Carreira política

Culpa de quem? De quem vota sem conhecer seus candidatos, por cabresto ou troca de favores pessoais

A notícia de que a Câmara dos Vereadores de Araçatuba quer reduzir o número de parlamentares soa muito bem aos ouvidos da população. A cada dia que passa, o povo parece estar se conscientizando de seus direitos e deveres junto aos órgãos públicos e, principalmente, da importância de sua participação, efetiva, na política em geral. 

Não fosse o estado de descrença que está latente em todos, talvez a política brasileira não figurasse na lista das mais corruptas do mundo, onde os representantes do povo abandonam seus afazeres no setor privado para se dedicar, única e exclusivamente, a uma vida de luxos e luxúrias protagonizadas com o dinheiro público.

Culpa de quem? De quem vota sem conhecer seus candidatos, por cabresto ou troca de favores pessoais. Quem vende seu voto esquece que, em troca de um benefício ínfimo, é obrigado a amargar longas filas de espera para o atendimento médico, para vagas em creches, os constantes buracos no asfalto, o aumento da violência e a falta de infraestrutura que tanto judiam da população. 

Enquanto deputados e vereadores brasileiros forem tratados com mais dignidade do que professores ou médicos que atendem no serviço público, ou ainda do que policiais ou bombeiros que arriscam suas vidas na luta pela redução da criminalidade ou realizando salvamentos, o Brasil não sai do buraco.

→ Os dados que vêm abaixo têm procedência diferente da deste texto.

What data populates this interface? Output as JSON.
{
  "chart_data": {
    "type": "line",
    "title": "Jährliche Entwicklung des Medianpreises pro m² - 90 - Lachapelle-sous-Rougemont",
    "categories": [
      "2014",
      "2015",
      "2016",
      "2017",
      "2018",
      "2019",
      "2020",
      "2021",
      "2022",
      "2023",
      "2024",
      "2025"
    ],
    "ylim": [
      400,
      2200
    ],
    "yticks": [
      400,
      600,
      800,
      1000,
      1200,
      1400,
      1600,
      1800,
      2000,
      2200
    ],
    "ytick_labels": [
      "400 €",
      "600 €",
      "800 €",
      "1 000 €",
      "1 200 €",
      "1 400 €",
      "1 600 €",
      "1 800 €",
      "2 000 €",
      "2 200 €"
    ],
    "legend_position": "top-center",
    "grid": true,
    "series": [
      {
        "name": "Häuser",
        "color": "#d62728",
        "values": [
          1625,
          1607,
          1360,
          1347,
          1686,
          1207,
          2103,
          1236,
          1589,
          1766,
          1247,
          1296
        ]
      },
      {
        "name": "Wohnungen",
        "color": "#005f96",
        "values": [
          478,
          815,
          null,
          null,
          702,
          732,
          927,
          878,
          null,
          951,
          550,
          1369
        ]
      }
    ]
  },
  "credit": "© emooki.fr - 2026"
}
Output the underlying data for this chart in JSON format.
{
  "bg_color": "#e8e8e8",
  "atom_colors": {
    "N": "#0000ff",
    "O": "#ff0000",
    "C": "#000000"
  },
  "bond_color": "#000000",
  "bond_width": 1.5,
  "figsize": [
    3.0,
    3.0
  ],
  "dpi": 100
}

Voltando ao nível municipal, em comparação com países extremamente ricos, o Brasil é uma aberração em termos de vencimentos dos políticos. Matéria recente veiculada na grande mídia nos dá uma pequena amostra do que a civilidade e a consciência de coletivo pode fazer pela população. 

“Na Suíça, política é considerada como um envolvimento popular. É um sistema de milícia. Ou seja, não é um sistema profissional. Tanto que somos obrigados a ter um emprego paralelo, a ter uma profissão paralela. Não se pode viver com essa indenização. Não existe deputado profissional”. 

A frase é do deputado suíço Guy Mettan, que está na vida pública há 18 anos e vai ao parlamento de scooter, não utiliza carro oficial e recebe salário inferior ao de um fabricante de queijos. Sem outros benefícios. A Suíça é um dos países mais ricos e desenvolvidos do mundo.

Se o povo não consegue alterar as leis, pois quem faz as leis são os parlamentares, resta eleger aqueles compromissados com os anseios populares. Com este pensamento, não é nem preciso que haja tentativa de autopromoção ao colocar para votação projetos de lei fadados ao insucesso, como tem sido visto constantemente ocorrer com os projetos para redução do número de vereadores, e que em nada colaboram para a melhoria do sistema representativo da população. Ao reduzir o chamariz (salário), os tubarões ficarão de fora e se terá políticos com o intuito de trabalhar pelo povo.